Mingun leży na prawym brzegu rzeki, płynie się do niego łodziami. Sławny dzwon przyciąga mnóstwo turystów. Ale nie tylko on zasługuje tu na uwagę. Pagoda Molmi Paya, w której wisi, sąsiaduje bowiem od północy z dwiema innymi, z których większa, Hsinbyume Paya jest potężną konstrukcją pomalowaną na biało. Zwieńcza ją duża stupa zbudowana na planie koła. Otoczona, jak gdyby przyklejonymi do niej, dziesiątkami kamiennych kapliczek z posągami Buddów w niszach. Przez pagodę tę prowadzą malownicze korytarze i schody.

Od południa natomiast obok dzwonu wznosi się, jak się ją nazywa, największa kupa cegieł na świecie. Potężna jak twierdza, ale niedokończona, główna tutejsza pagoda – Mingun Paya. Jej budowę rozpoczął w 1790 roku król Bodawpaya. Do jej wnętrza prowadzą schody o kilkudziesięciu stopniach oraz wielka, chociaż sięgająca zaledwie jednej trzeciej wysokości frontonu pagody, brama. Na górze porośnięta jest ona trawą i krzewami. Wszystkie wymienione wyżej budowle położone są po zachodniej stronie wiejskiej drogi. Natomiast między nią oraz brzegiem rzeki wznoszą się kolejne obiekty. Monastery: Phaung Daw i May Kawan, a między nimi Mingun Sanitarium, czyli buddyjska lecznica.

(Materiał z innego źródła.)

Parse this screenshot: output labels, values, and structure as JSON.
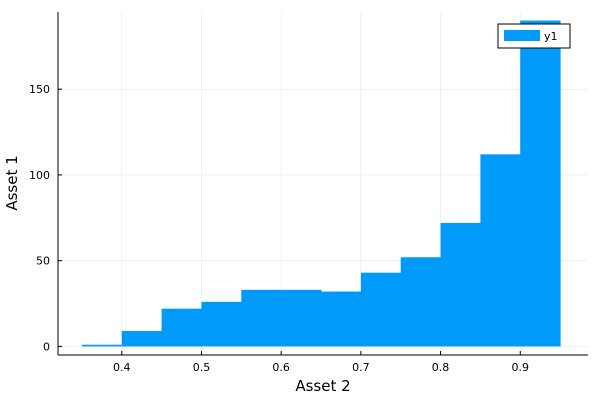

Niemal naprzeciwko wielkiej, niedokończonej pagody Mingun Paya stoją, zadami do niej, a głowami w kierunku rzeki, pozostałości dwu ogromnych, kilkumetrowej wysokości kamiennych rzeźb słoni. A dalej na południe jeszcze dwie mniejsze pagody. Podróż tu łodziami jest tak zorganizowana, że dopływają one do przystani usytuowanej w północnej części tego kompleksu, w pobliżu centrum wsi. Zaś w drogę powrotną do Mandalaj odpływają z przystani południowej. Dzięki temu nie trzeba dwukrotnie pokonywać pieszo tej samej drogi.